The contemporary feelings towards queerness in relation to the Malay-Muslim identity and their shift from the 1980s indicate that identity and nationalism are social inventions created to suit the needs of the context. The Malay-Muslim identity will continue to transition on the basis that it is shaped by both the official version of Malayness advocated for by the dominant Malay group, and the actual lived experiences of Malay-Muslims who identify as queer. It is not to suggest that there is a need for an exclusive Malay identity for queer-identifying Malays, but there is space for these individuals to challenge and refigure dominant narratives of Malay ethnicity by incorporating queerness into their own visions and interpretation of what it means to be a Malay in Malaysia. The obsession with Nur Sajat therefore stems from her deconstruction of the Malay-Muslim identity and the threat posed to the political elites of the nation, as it differed from their version of authority-defined nationalism.
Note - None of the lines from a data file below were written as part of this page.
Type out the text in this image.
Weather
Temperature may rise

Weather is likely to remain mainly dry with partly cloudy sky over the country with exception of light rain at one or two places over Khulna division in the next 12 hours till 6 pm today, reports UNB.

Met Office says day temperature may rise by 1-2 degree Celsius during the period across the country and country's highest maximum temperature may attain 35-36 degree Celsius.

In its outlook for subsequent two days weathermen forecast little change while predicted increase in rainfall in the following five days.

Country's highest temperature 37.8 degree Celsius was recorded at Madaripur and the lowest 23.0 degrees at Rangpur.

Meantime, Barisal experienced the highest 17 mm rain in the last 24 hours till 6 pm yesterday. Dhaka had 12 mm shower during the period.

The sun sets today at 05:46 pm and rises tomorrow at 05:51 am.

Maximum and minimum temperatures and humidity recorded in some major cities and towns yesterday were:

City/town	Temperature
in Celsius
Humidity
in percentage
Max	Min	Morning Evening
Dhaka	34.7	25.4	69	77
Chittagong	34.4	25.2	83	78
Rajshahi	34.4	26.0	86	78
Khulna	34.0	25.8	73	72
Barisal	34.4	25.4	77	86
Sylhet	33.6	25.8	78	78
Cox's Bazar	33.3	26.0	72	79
Sajat's public declaration of her identification as a Malay Muslim transwoman, however, was her unique means of redefining the prevalent narratives for Malay Muslim identity in Malaysia as part of changing the invented traditions in the nation.
Given the profound influence of Malay culture and religion on the definition of "Malay" identity, it is a valid argument that LGBTQ Malays will face ongoing challenges in reconciling their queer and Malay identities within their ethnic, cultural, and social context. However, the fluid nature of identity allows for the potential development of queer nationalism through the reconstruction of Malay-Muslim identity by queer individuals. Although currently distinct, history has shown instances where queer nationalism has served the interests of those in power, suggesting the possibility of its resurgence. As the complex interplay between identities continues, there is potential for new pathways towards inclusivity and empowerment to emerge in the future.